The various alternative positions can be catalogued according to whether they deny (1), (2), (3), or (4). Of course some of these premises can be denied in more than one way.
Denying (1):
(i) Eliminativism. On this view, there are no facts about conscious experience. Nobody is conscious in the phenomenal sense.
Denying (2):
Premise (2) can be denied in various ways, depending on how the entailment in question proceeds—that is, depending on what sort of physical properties are centrally responsible for entailing consciousness. I call all of these views “reductive physicalist” views, because they suppose an analysis of the notion of consciousness that is compatible with reductive explanation.
(ii) Reductive functionalism. This view takes consciousness to be entailed by physical states in virtue of their functional properties, or their causal roles. On this view, what it means for a state to be conscious is for it to play a certain causal role. In a world physically identical to ours, all the relevant causal roles would be played, and therefore the conscious states would all be the same. The zombie world is therefore logically impossible.
(iii) Nonfunctionalist reductive physicalism. On this view, the facts about consciousness are entailed by some physical facts in virtue of their satisfaction of some nonfunctional property. Possible candidates might include biochemical and quantum properties, or properties yet to be determined.
(iv) Holding out for new physics. According to this view, we have no current idea of how physical facts could explain consciousness, but that is because our current conception of physical facts is too narrow. When one argues that a zombie world is logically possible, one is really arguing that all the fields and particles interacting in the space-time manifold, postulated by current physics, could exist in the absence of consciousness. But with a new physics, things might be different. The entities in a radically different theoretical framework might be sufficient to entail and explain consciousness.
Denying (3):
(v) Nonreductive physicalism. This is the view that although there may be no logical entailment from the physical facts to the facts about consciousness, and therefore no reductive explanation of consciousness, consciousness just is physical. The physical facts “metaphysically necessitate” the facts about consciousness. Even though the idea of a zombie world is quite coherent, such a world is metaphysically impossible.
Denying (4):
(vi) Interactionist dualism. This view accepts that consciousness is non-physical, but denies that the physical world is causally closed, so that consciousness can play an autonomous causal role.
Then there is my view, which accepts (1), (2), (3), and (4):
(vii) Property dualism. Consciousness supervenes naturally on the physical, without supervening logically or “metaphysically”.
There is also an eighth common view, which is generally underspecified:
(viii) Don’t-have-a-clue physicalism: “I don’t have a clue about consciousness. It seems utterly mysterious to me. But it must be physical, as physicalism must be true.” Such a view is held widely, but rarely in print (although see Fodor 1992).

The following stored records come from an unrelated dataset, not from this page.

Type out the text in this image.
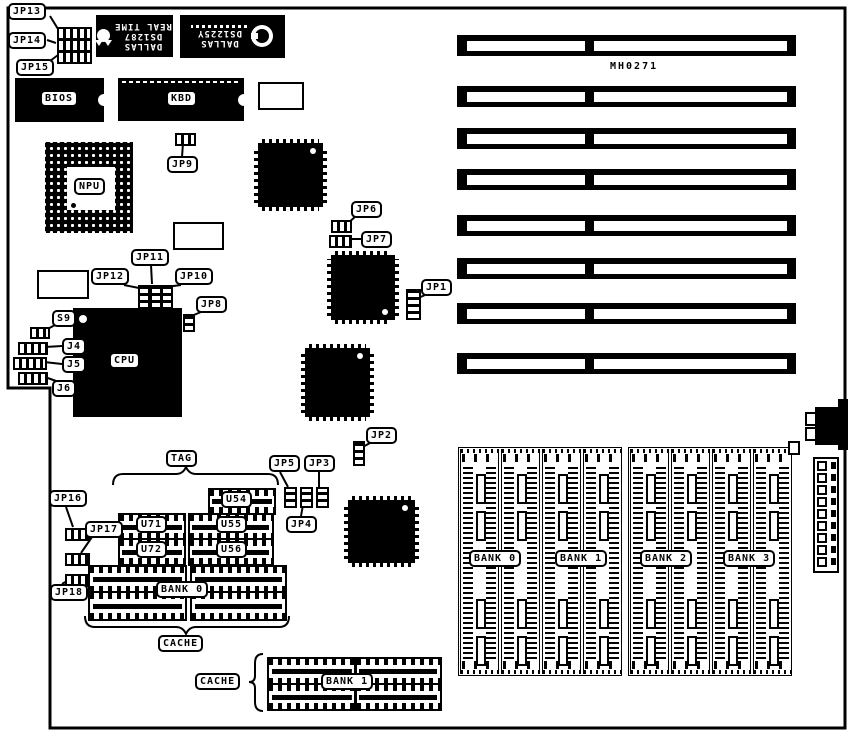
DALLAS
DS1287
REAL TIME
DALLAS
DS1225Y
JP13
JP14
JP15
JP9
JP6
JP7
JP1
JP11
JP12	JP10
JP8
S9
J4
J5
J6
JP2
JP5	JP3
JP4
JP16
JP17
JP18
TAG
U54
U71	U55
U72	U56
BANK 0
CACHE
CACHE	BANK 1
BANK 0	BANK 1	BANK 2	BANK 3
BIOS	KBD
NPU
CPU
MH0271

To quickly summarize the situation as I see it: (i) seems to be manifestly false; (ii) and (iii) rely on false analyses of the notion of consciousness, and therefore change the subject; (iv) and (vi) place large and implausible bets on the way that physics will turn out, and also have fatal conceptual problems; and (vi) either makes an invalid appeal to Kripkean a posteriori necessity, or relies on a bizarre metaphysics. I have a certain amount of sympathy with (viii), but it presumably must eventually reduce to some more specific view, and none of these seem to work. This leaves (vii) as the only tenable option.
—David Chalmers, The Conscious Mind
My view would require an extra option in between vi and vii –
(vi.5) Oroborean monism. Physics supervenes reflexively on its own (proposed) capacities to experience. Interaction is not logical but self-evident, with multivalent causation to and from private intention and public extension as ordinary sensory-motor participation.